醒后愣了好久才缓缓回神,披上外衣,走到船头。
夜深了,都睡了,只有月色做伴。
常年一个人赶路的李疏灯竟然感到了孤独。
或许,不是孤独。
是她想戚雪声了。
船靠岸了。
大仇得报的李疏灯只想躲去一个没有人认识她的地方,偏僻的海边小城风景并不优美。
站在岸上接引的青年夺取了世界万物的光华。
李疏灯撞进了他怀里,他还是那个柔弱的书卷气书生模样的富家少爷,被撞倒在了地上。
路人纷纷躲远又好奇。
这位姑娘热情的好似金毛大狗,一个劲的蹭人,不管做垫子那人的死活。
可打眼仔细一看,又会看见,唉散了散了,做垫子的乐在其中。
李疏灯毫不客气地上手摸了一通,没在他身上摸到任何财物,得意地举起鼓囊囊的荷包晃晃:
“该我养你啦。”
她把荷包塞给戚雪声:
“账房先生,咱们租房去吧!”
这回轮到戚雪声想为李疏灯省钱,李疏灯嫌弃他怎么变得小气吧啦了:
“哼哼,我必须让你依靠我住上五进的大院子!”
戚雪声无奈地说:
“账房先生听东家的,可是佣人表示,房子太大打扫不来。”
没有扫地机、扫地机器人,没有各种高科技。
李疏灯瞅了他一眼又一眼:
“少爷,自然是雇佣人啦。”
她不好意思地提前给他打预防针:
“你先我装一装,花了这不义之财享受一番,等钱大手大脚花完了,你就得陪我露宿野外破庙了。”
李疏灯叉腰,笑吟吟地问他:
“雪声先生,无论贫穷或富贵,你都愿意和李疏灯相守一生吗?”
戚雪声微微低头,衔上她柔软的唇:
“愿意。”
话被混合在气息里,李疏灯剩下的碎碎念都吞回了肚子里。
李疏灯是个败家子。
租个五进大宅子,两人却只住一间房,其余的都空置着。
偌大的宅邸幽静非常,无论两位主人子发出多大的声响,都不会引起任何人的注意。
李疏灯放声。
她仰着脖子大口大口呼气:
“都落幕了,你为什么还能预判我的位置?”
戚雪声抽出手,吻上她的脖颈:
“从前是了解,现在是相爱。”
李疏灯抖着身体,呜呜咽咽地难受:“己经想回现代了,习惯了现代的科技、这里实在是太麻烦了……”
不能到最后。
不能机洗床单。
柴火温着热水,不大的浴缸里坐着两人。
李疏灯取下他的钉子:
“怎么办啊,我不好意思跟手艺人说,想给你打一对戴在这里的漂亮钉子,长久的空着,伤口会痊愈吗?会对身体有影响吗?”
戚雪声轻笑着说:
“怕什么,路遥车马慢,兴许等我们游历完大半个天下再回到这,店主人早就记不得我们这对不要脸的夫妇了。”

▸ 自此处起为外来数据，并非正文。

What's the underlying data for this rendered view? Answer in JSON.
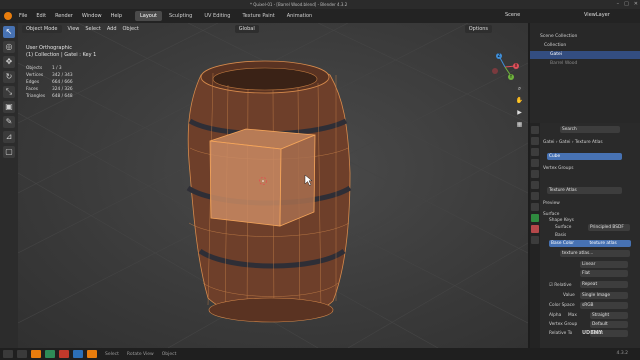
{
  "window": {
    "title": "* Quixel-01 - [Barrel Wood.blend] - Blender 4.3.2"
  },
  "menubar": {
    "items": [
      "File",
      "Edit",
      "Render",
      "Window",
      "Help"
    ],
    "workspaces": [
      "Layout",
      "Sculpting",
      "UV Editing",
      "Texture Paint",
      "Animation"
    ],
    "active_workspace": "Layout",
    "scene": "Scene",
    "view_layer": "ViewLayer"
  },
  "viewport_header": {
    "mode": "Object Mode",
    "menus": [
      "View",
      "Select",
      "Add",
      "Object"
    ],
    "orientation": "Global",
    "options": "Options"
  },
  "viewport": {
    "view_name": "User Orthographic",
    "collection_info": "(1) Collection | Gatei : Key 1",
    "stats": [
      {
        "label": "Objects",
        "value": "1 / 3"
      },
      {
        "label": "Vertices",
        "value": "342 / 343"
      },
      {
        "label": "Edges",
        "value": "664 / 666"
      },
      {
        "label": "Faces",
        "value": "324 / 326"
      },
      {
        "label": "Triangles",
        "value": "648 / 648"
      }
    ]
  },
  "gizmo": {
    "x": "X",
    "y": "Y",
    "z": "Z"
  },
  "outliner": {
    "root": "Scene Collection",
    "collection": "Collection",
    "rows": [
      "Gatei",
      "Barrel Wood"
    ]
  },
  "properties": {
    "search_placeholder": "Search",
    "breadcrumb": [
      "Gatei",
      "Gatei",
      "Texture Atlas"
    ],
    "material_slot": "Cube",
    "vertex_groups": "Vertex Groups",
    "texture_atlas": "Texture Atlas",
    "preview": "Preview",
    "surface": "Surface",
    "shape_keys": "Shape Keys",
    "surface_value": "Principled BSDF",
    "basis": "Basis",
    "base_color": "Base Color",
    "base_color_value": "texture atlas",
    "texture_atlas_2": "texture atlas...",
    "linear": "Linear",
    "flat": "Flat",
    "relative": "Relative",
    "repeat": "Repeat",
    "value": "Value",
    "single_image": "Single Image",
    "color_space": "Color Space",
    "color_space_value": "sRGB",
    "alpha": "Alpha",
    "alpha_value": "Straight",
    "vertex_group": "Vertex Group",
    "max": "Max",
    "relative_to": "Relative To",
    "default": "Default",
    "basis2": "Basis"
  },
  "statusbar": {
    "left": "Select",
    "mid": "Rotate View",
    "right": "Object",
    "version": "4.3.2"
  },
  "watermark": "UDEMY"
}
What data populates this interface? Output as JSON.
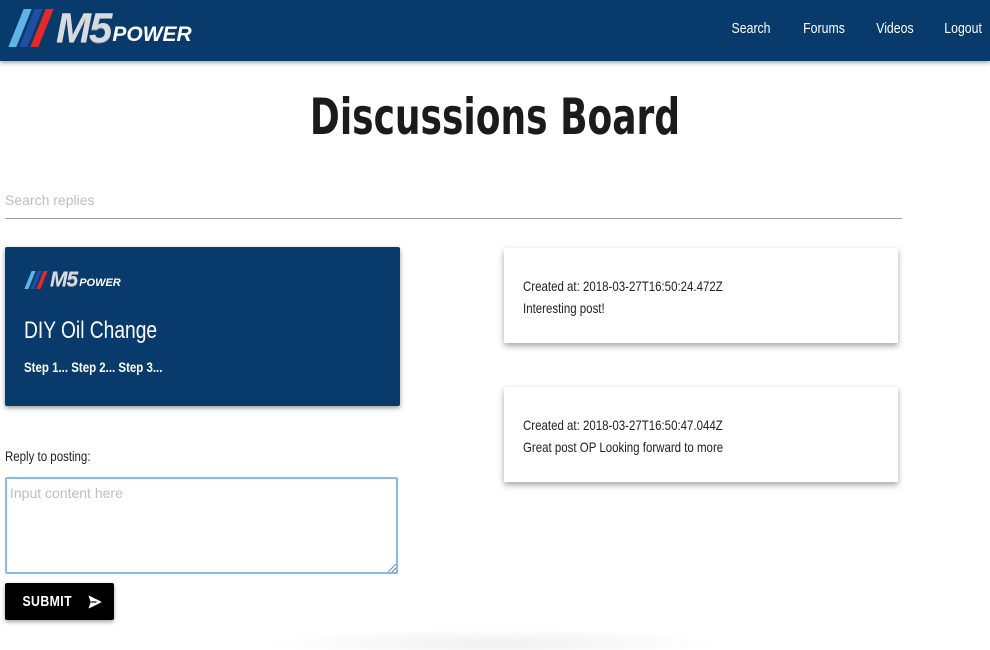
{
  "header": {
    "logo_brand": "M5",
    "logo_suffix": "POWER",
    "nav": [
      "Search",
      "Forums",
      "Videos",
      "Logout"
    ]
  },
  "page_title": "Discussions Board",
  "search": {
    "placeholder": "Search replies",
    "value": ""
  },
  "post": {
    "logo_brand": "M5",
    "logo_suffix": "POWER",
    "title": "DIY Oil Change",
    "body": "Step 1... Step 2... Step 3..."
  },
  "reply_form": {
    "label": "Reply to posting:",
    "placeholder": "Input content here",
    "submit_label": "SUBMIT"
  },
  "replies": [
    {
      "created": "Created at: 2018-03-27T16:50:24.472Z",
      "text": "Interesting post!"
    },
    {
      "created": "Created at: 2018-03-27T16:50:47.044Z",
      "text": "Great post OP Looking forward to more"
    }
  ],
  "colors": {
    "navbar": "#083a6b",
    "button": "#000000",
    "accent_red": "#e22a2a",
    "accent_blue": "#5fb3e6"
  },
  "icons": [
    "send-icon"
  ]
}
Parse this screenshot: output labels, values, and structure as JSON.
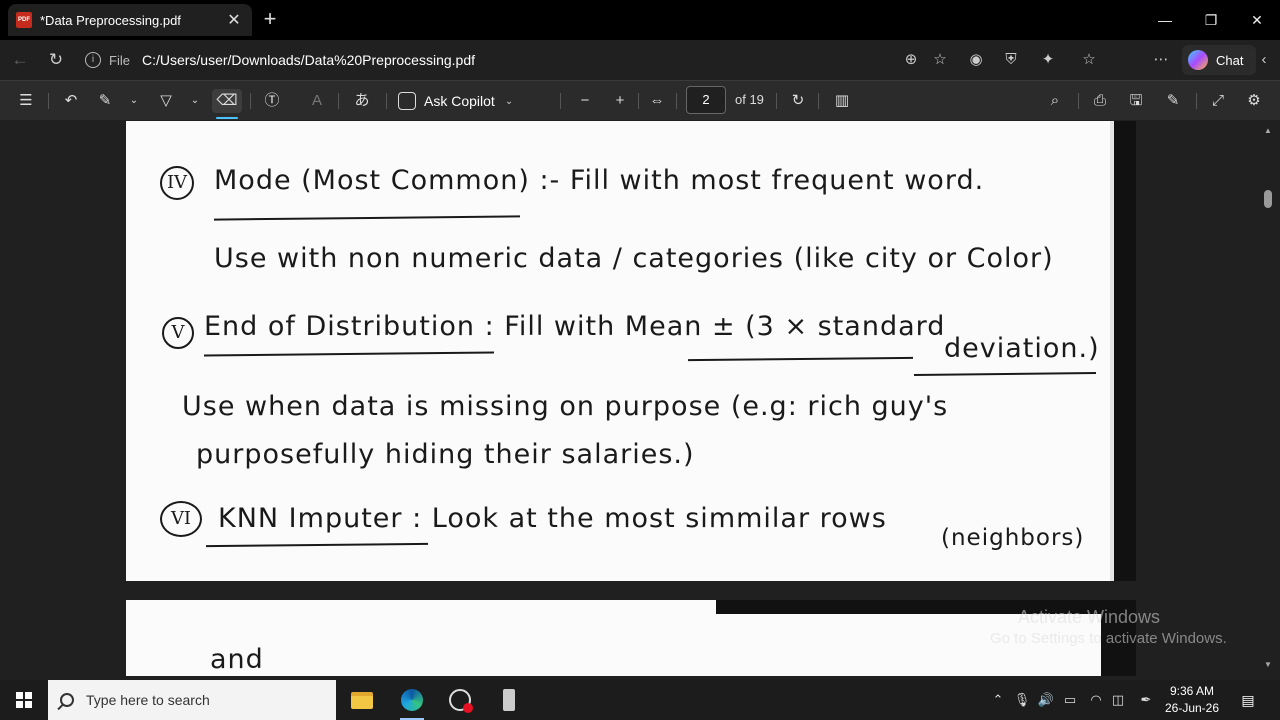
{
  "browser": {
    "tab_title": "*Data Preprocessing.pdf",
    "tab_badge": "PDF",
    "new_tab": "+",
    "scheme_label": "File",
    "url": "C:/Users/user/Downloads/Data%20Preprocessing.pdf",
    "chat_label": "Chat"
  },
  "toolbar": {
    "ask_copilot": "Ask Copilot",
    "page_number": "2",
    "page_of": "of 19"
  },
  "document": {
    "line1_marker": "IV",
    "line1_text": "Mode (Most Common) :- Fill with most frequent word.",
    "line2_text": "Use with non numeric data / categories (like city or Color)",
    "line3_marker": "V",
    "line3_text": "End of Distribution : Fill with Mean ± (3 × standard",
    "line3_cont": "deviation.)",
    "line4_text": "Use when data is missing on purpose (e.g: rich guy's",
    "line5_text": "purposefully hiding their salaries.)",
    "line6_marker": "VI",
    "line6_text": "KNN Imputer : Look at the most simmilar rows",
    "line6_cont": "(neighbors)",
    "page2_text": "and"
  },
  "watermark": {
    "line1": "Activate Windows",
    "line2": "Go to Settings to activate Windows."
  },
  "taskbar": {
    "search_placeholder": "Type here to search",
    "time": "9:36 AM",
    "date": "26-Jun-26"
  }
}
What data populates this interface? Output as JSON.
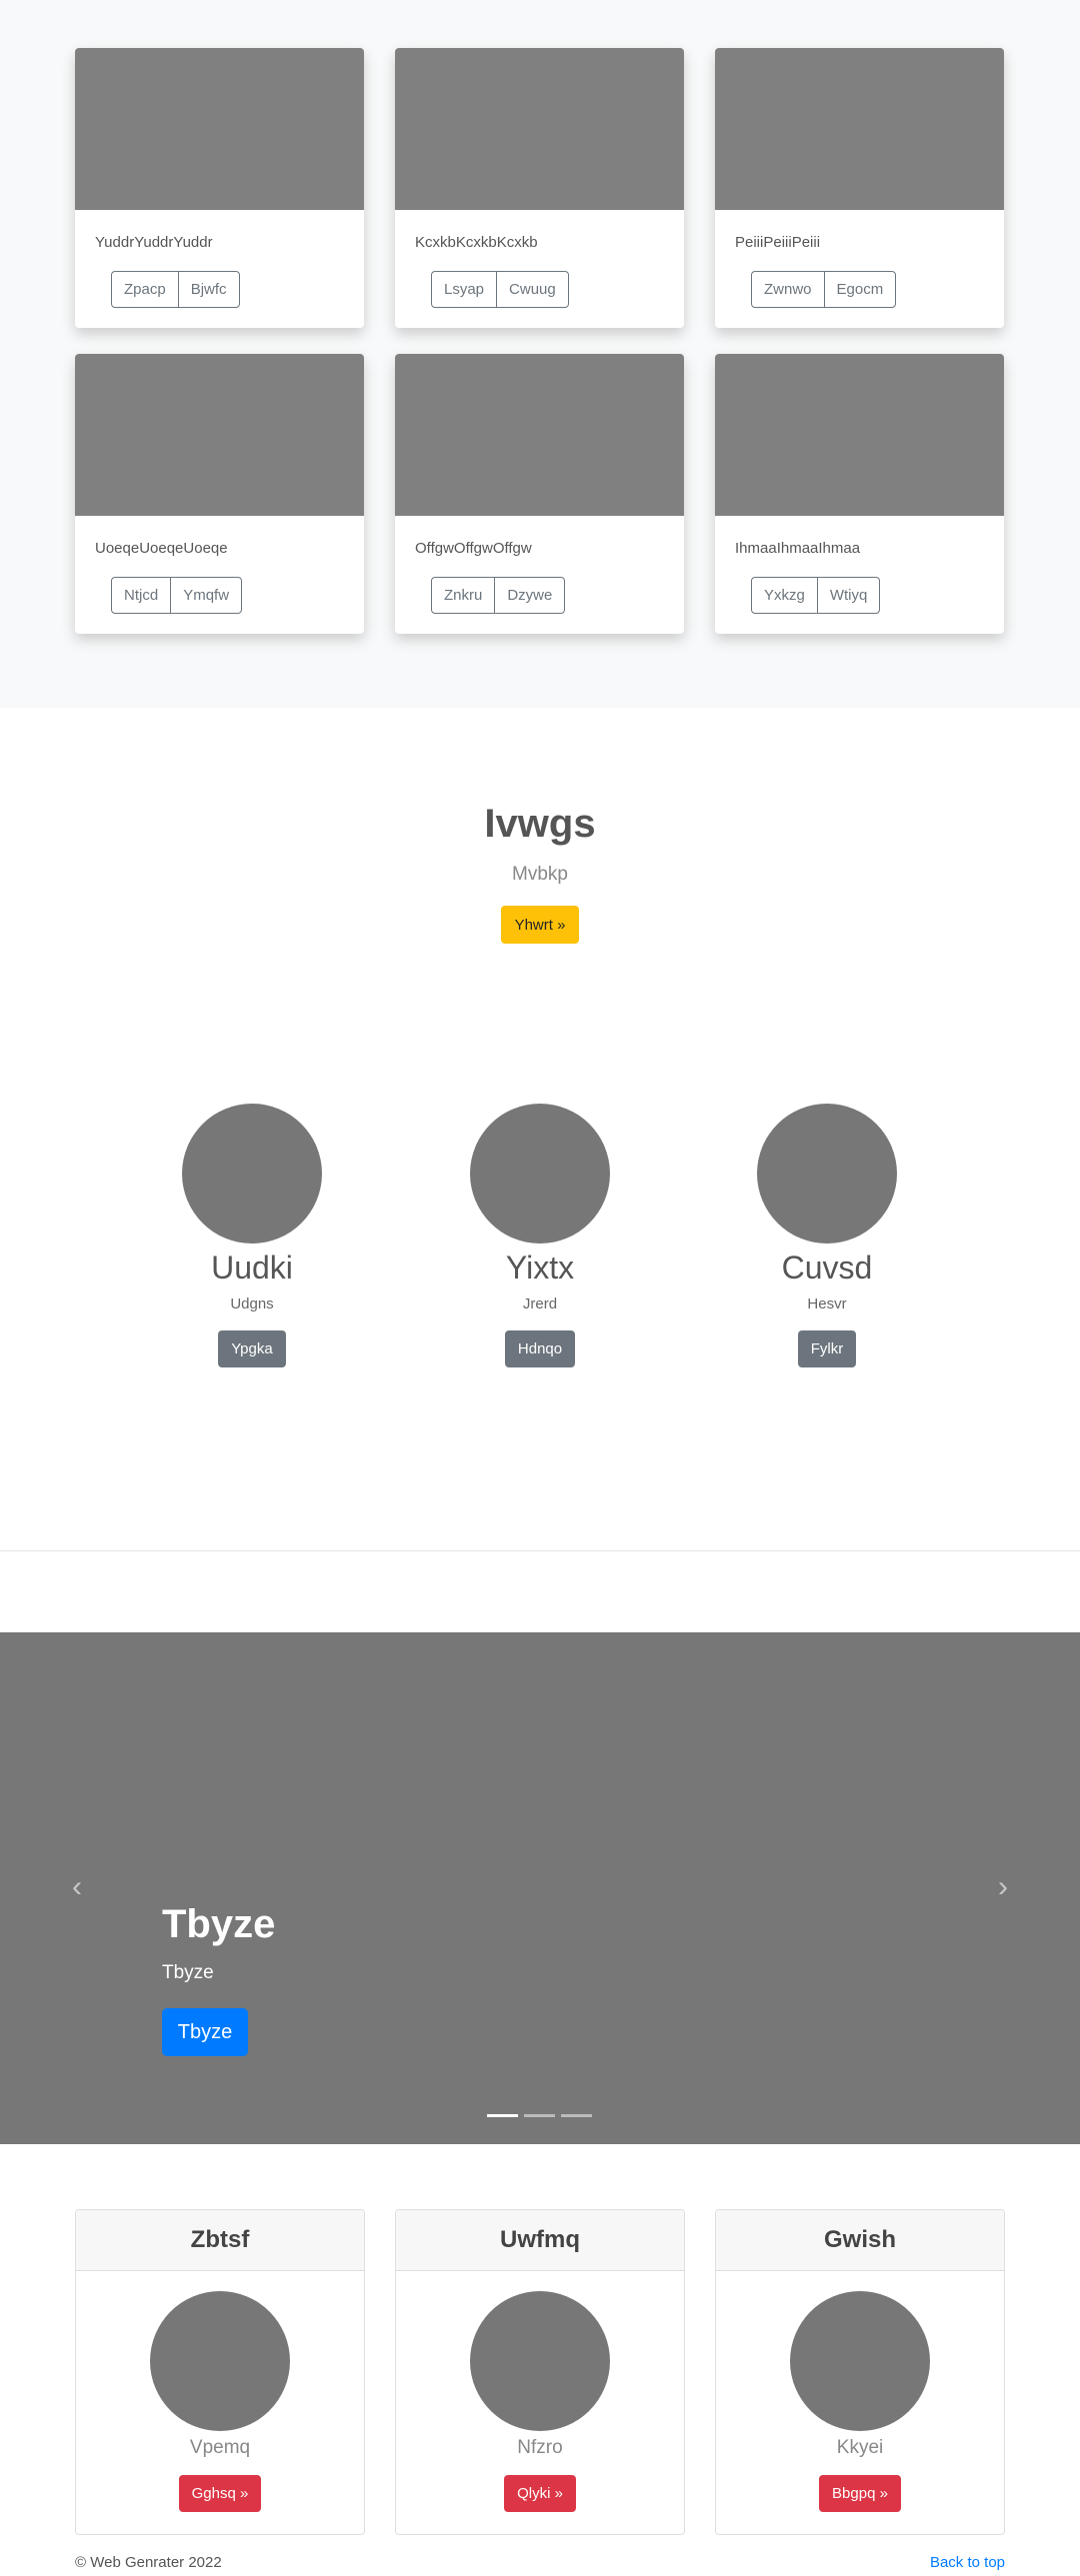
{
  "album": {
    "cards": [
      {
        "text": "YuddrYuddrYuddr",
        "btn1": "Zpacp",
        "btn2": "Bjwfc"
      },
      {
        "text": "KcxkbKcxkbKcxkb",
        "btn1": "Lsyap",
        "btn2": "Cwuug"
      },
      {
        "text": "PeiiiPeiiiPeiii",
        "btn1": "Zwnwo",
        "btn2": "Egocm"
      },
      {
        "text": "UoeqeUoeqeUoeqe",
        "btn1": "Ntjcd",
        "btn2": "Ymqfw"
      },
      {
        "text": "OffgwOffgwOffgw",
        "btn1": "Znkru",
        "btn2": "Dzywe"
      },
      {
        "text": "IhmaaIhmaaIhmaa",
        "btn1": "Yxkzg",
        "btn2": "Wtiyq"
      }
    ]
  },
  "hero": {
    "title": "Ivwgs",
    "subtitle": "Mvbkp",
    "button": "Yhwrt »"
  },
  "team": [
    {
      "name": "Uudki",
      "role": "Udgns",
      "button": "Ypgka"
    },
    {
      "name": "Yixtx",
      "role": "Jrerd",
      "button": "Hdnqo"
    },
    {
      "name": "Cuvsd",
      "role": "Hesvr",
      "button": "Fylkr"
    }
  ],
  "carousel": {
    "title": "Tbyze",
    "subtitle": "Tbyze",
    "button": "Tbyze",
    "prev_icon": "‹",
    "next_icon": "›"
  },
  "pricing": [
    {
      "header": "Zbtsf",
      "text": "Vpemq",
      "button": "Gghsq »"
    },
    {
      "header": "Uwfmq",
      "text": "Nfzro",
      "button": "Qlyki »"
    },
    {
      "header": "Gwish",
      "text": "Kkyei",
      "button": "Bbgpq »"
    }
  ],
  "footer": {
    "copyright": "© Web Genrater 2022",
    "back_to_top": "Back to top"
  }
}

李疏灯:“你愿意留下来?哪怕我们的亲密永远都只能停留在……”
戚雪声:“那有什么的。”
在这里,在李疏灯身边,他再不会患得患失了。
把不义之财花了个干净,李疏灯带戚雪声去见遍了自己的朋友,游历山水间,教戚雪声保命的功夫。
戚雪声管着她的钱袋子,照例做起了生意,李疏灯大手大脚有了人兜底。
戚雪声手臂上的艺术,在神医的神药之下,一点点褪去。
李疏灯炫耀地将戚雪声带到故人面前炫耀。
故人们都咬紧了牙关:
“李疏灯,你真好命!这样俊的郎君死心塌地的跟着你。”
“我真是祝福你们了!”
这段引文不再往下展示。